Beware of scammers - they don’t wield a gun like Ned Kelly did
Jerilderie account ledger - a record also of banking interrupted by Ned Kelly's gang.
There’s a bank ledger in Westpac’s archives with page after page of neat copper-plate records of small-town deposits and withdrawals, until you get to the page for February 8, 1879, where there is a large tea stain.
Kim Eberhard, Westpac’s head of historical services, says the momentary lapse is understandable.
“Ned Kelly - and everything that comes with Ned - is standing right in front of him,” she says of the young clerk in the NSW town of Jerilderie who was taking a tea-break when the Kelly gang arrived to steal more than £2000 and burn the documents they found in the safe.
The history of bank robberies and fraud holds a dark mirror to the technology we use to protect our assets. In Australia’s lawless early years, the target was physical cash stored at isolated branches. The weapon of choice was a gun.
“One of the very first things that we acquired when we set up the bank in 1817 was a blunderbuss, and it had to be specially imported from England,” says Eberhard of the Bank of New South Wales, which became Westpac in 1982.

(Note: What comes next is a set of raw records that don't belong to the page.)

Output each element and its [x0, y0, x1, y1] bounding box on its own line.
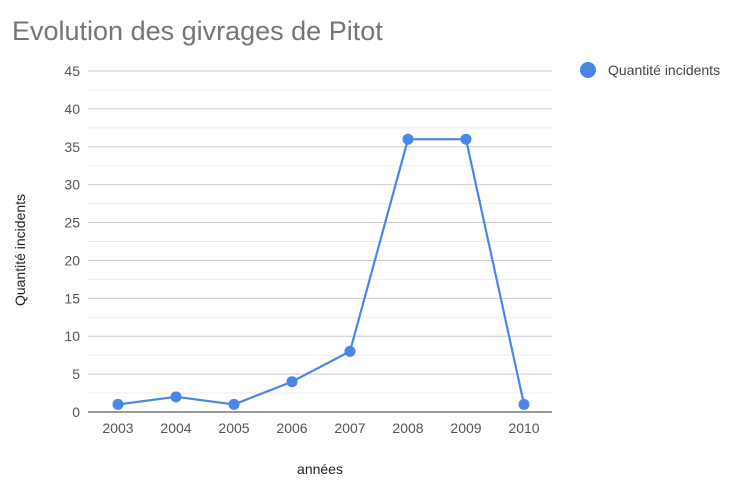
gridlines	[88, 70, 552, 394]
data-point	[170, 391, 182, 403]
legend-label: Quantité incidents	[608, 62, 721, 78]
data-point	[402, 133, 414, 145]
y-axis-ticks: 0 5 10 15 20 25 30 35 40 45	[64, 63, 80, 420]
y-tick-label: 10	[64, 328, 80, 344]
y-tick-label: 0	[72, 404, 80, 420]
series-layer	[112, 133, 530, 410]
y-tick-label: 20	[64, 252, 80, 268]
y-tick-label: 35	[64, 139, 80, 155]
chart-title: Evolution des givrages de Pitot	[12, 16, 383, 46]
y-tick-label: 15	[64, 290, 80, 306]
series-line	[117, 138, 526, 406]
x-tick-label: 2005	[218, 420, 249, 436]
data-point	[460, 133, 472, 145]
x-tick-label: 2007	[334, 420, 365, 436]
x-tick-label: 2004	[160, 420, 191, 436]
y-tick-label: 30	[64, 177, 80, 193]
x-tick-label: 2010	[508, 420, 539, 436]
x-axis-ticks: 2003 2004 2005 2006 2007 2008 2009 2010	[102, 420, 539, 436]
y-tick-label: 40	[64, 101, 80, 117]
y-tick-label: 45	[64, 63, 80, 79]
x-axis-title: années	[297, 461, 343, 477]
y-tick-label: 25	[64, 215, 80, 231]
y-axis-title: Quantité incidents	[12, 194, 28, 306]
data-point	[112, 398, 124, 410]
data-point	[518, 398, 530, 410]
y-tick-label: 5	[72, 366, 80, 382]
x-tick-label: 2006	[276, 420, 307, 436]
data-point	[344, 345, 356, 357]
data-point	[286, 376, 298, 388]
data-point	[228, 398, 240, 410]
legend-swatch	[580, 62, 596, 78]
legend: Quantité incidents	[580, 62, 720, 78]
x-tick-label: 2009	[450, 420, 481, 436]
x-tick-label: 2008	[392, 420, 423, 436]
x-tick-label: 2003	[102, 420, 133, 436]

The gun was a declaration of intent as much as a practical deterrent. “It set the tone for the way that we would try and protect not just our assets but also the assets of our customers,” Eberhard says.
It was also, she says, a hard habit to break. The bank was still issuing guns to its managers right up to the early 1980s. “They used to have to go up on to the roof of our headquarters building on George Street (in Sydney) and hit a target on a wall to prove they could shoot,” says Eberhard.
By the 1980s, most villains had moved on, replacing violence and brute force with the con. More police, better communications and less physical cash stored on the premises had swung the balance away from men with guns to white-collar criminals who hit the process rather than the vault. Forged signatures, stolen cheques and falsified promissory notes became their stock-in-trade.
When electronic book keeping and fast reconciliation made cheque fraud harder, the criminals moved on to credit card fraud. When ATMs appeared, they designed skimmers and hidden cameras to steal PINs.
A gold escort gets ready in 1906. (Image: Westpac Archives)
Ben Young, Westpac’s current head of fraud prevention, is on the frontline in the increasingly sophisticated battle against fraudsters. “Fraud and security has changed a lot in the last few years,” he says.
“We’ve seen the rise of deep fakes and bots and high volume SMSs and cryptocurrency.
“But believe it or not, our fraud and scam numbers have actually come down in the last few years because we’ve also made huge investments in our technology.
“When you stand at an ATM, or you tap your card at the jewellers, or you log in to try and pay someone $15,000… Even though all of those banking moments feel like they occur in real time, the bank is making an awful lot of assessments about that payment: not just which card is it, and is it the right card, but also, behaviourally, does this feel right and does it match against this customer’s history?” he says.
“Banks are very good at learning from others’ mistakes,” he adds.
“It’s a real community of the good guys working together to keep the bad guys out.”
Scammers have the biggest impact targeting Australians and businesses, with reports people lost $2.2bn to scams last year - including $840m to investment scams.
“The No 1 problem is investment scams - some of them are amazingly sophisticated these days,” he says. “The domestic impersonation scam is very, very common and will trap even people who think of themselves as very conservative investors.”
People tend to place too much trust in their instincts, Young says.
“We have at least one victim a day who will say to us ‘He had this very posh English accent’ or ‘The font looked very professional on the website’.
“There’s a point where people’s ability to do due diligence on an investment runs into things that don’t make sense.”
Young has three recommendations.
“First, take your time. Trying to rush you into something is at the heart of a lot of the scams.
"Second: don’t ever lie to your bank. There are so many scams out there where the scammers’ main message is that your bank is working against you. Anyone who ever tells you to lie to the bank is trying to steal your money, pure and simple.
"And third, just read any messages or pop ups. If we’re putting it there, it’s for a very good reason. So please read it and respond to it accordingly; it allows the bank and the customer to work together to find all the frauds and scams that are out there,” he says.